Welche Unterschiede macht ihr in der Live-Variante eurer Songs verglichen mit der Studioversion? Beispiel ...?

Das deutlichste Beispiel ist „Backstabbers“: Den Song haben wir eingesungen mit Flo Mega damals, der ist bei einer Session in Köln entstanden, und wir fanden, das passt super zusammen. Dann ist Flo Mega nach Freiburg gekommen, und wir haben den Chor mitgesungen. Jetzt spielen wir und singen den Chor und – ohne Flos Leadstimme. Die Cumbia Queers aus Argentinien haben dann auf unserem Remix-Album zu The Ride ein Cumbia-Remix von dem Song gemacht, der eh schon Cumbia ist, aber die habend den Song noch weiter ...

... cumbianisiert?

(lacht) Genau. Und davon haben wir sehr viel übernommen für die Live-Version, weil es uns so gut gefallen hat. Daniel Verdier, unser Bassist, spielt jetzt bei einigen neuen Songs Gitarre, so auch auf diesem – und die Bässe kommen nun vom Keyboard. Da findet ein Rollentausch statt. Solche Dinge verändern sich über die Jahre. Anderes Beispiel: Beim Song „Druzhno Kaifuj“ ist die Bassline komplett anders geworden, die ist plötzlich verzerrt. Außerdem spielt man live natürlich längere Soli – auch das ist auf der Platte zu hören.

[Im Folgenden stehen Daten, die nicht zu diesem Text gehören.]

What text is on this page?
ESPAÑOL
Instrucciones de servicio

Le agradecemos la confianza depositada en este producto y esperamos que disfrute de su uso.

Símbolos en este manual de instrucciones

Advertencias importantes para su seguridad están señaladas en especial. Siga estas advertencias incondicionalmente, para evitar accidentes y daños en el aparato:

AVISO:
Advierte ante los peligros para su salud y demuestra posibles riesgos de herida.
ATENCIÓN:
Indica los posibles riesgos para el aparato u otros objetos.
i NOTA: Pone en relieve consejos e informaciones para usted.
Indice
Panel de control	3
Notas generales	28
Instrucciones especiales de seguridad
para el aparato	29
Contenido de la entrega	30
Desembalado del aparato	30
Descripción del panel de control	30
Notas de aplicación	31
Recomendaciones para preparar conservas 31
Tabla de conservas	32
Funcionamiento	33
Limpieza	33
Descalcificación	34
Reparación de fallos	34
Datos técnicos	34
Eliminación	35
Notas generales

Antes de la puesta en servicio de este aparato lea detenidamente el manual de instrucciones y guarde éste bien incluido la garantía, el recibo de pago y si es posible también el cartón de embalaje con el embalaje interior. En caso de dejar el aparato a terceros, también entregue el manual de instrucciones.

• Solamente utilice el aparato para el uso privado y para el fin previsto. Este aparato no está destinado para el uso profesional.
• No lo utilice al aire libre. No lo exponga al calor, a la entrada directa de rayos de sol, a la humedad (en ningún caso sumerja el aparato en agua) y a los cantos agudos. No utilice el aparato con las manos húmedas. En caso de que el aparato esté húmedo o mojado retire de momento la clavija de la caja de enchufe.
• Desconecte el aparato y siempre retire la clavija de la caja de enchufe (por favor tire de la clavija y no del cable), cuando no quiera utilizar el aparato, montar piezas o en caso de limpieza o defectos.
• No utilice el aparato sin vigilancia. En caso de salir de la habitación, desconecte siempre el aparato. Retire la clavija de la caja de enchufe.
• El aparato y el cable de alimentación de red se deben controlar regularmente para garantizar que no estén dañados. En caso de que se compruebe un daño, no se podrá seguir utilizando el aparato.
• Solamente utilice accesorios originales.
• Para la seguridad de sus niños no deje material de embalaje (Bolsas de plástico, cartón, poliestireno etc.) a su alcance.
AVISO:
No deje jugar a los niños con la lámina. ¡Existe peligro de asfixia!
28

Bislang habt ihr alles auf eurem eigenen Label herausgebracht. Ihr seid jetzt beim Münchner Label Enja Records untergekommen, das eigentlich mehr auf Jazz setzt. Warum und wie kam es dazu?

Also, das Label Enja ist schon 40 Jahre alt und setzt auf Jazz. Die haben aber auch Leute wie Rabih Abou-Khalil, einen syrischen Oud-Spieler, im Programm, der eine völlig eigene Sparte entwickelt hat zwischen traditioneller syrischer Musik und Jazz, oder Dollar Brand aka Abdullah Ibrahim, den Pianisten aus Südafrika mit seiner ganz eigenen Mischung aus Traditionellem und Jazz. Bei uns ist natürlich alles ein bisschen „clubbiger“, aber es lässt sich genauso wenig einordnen – von daher passen wir ganz gut ins Programm. Enja hat uns schon seit sieben Jahren beobachtet und hatte uns vor ein paar Jahren mit ihrem Sub-Label 19_Enja mal angesprochen, aber das kam damals noch nicht zustande.

Wie war die letzte Zeit vor der Veröffentlichung für euch – stressig?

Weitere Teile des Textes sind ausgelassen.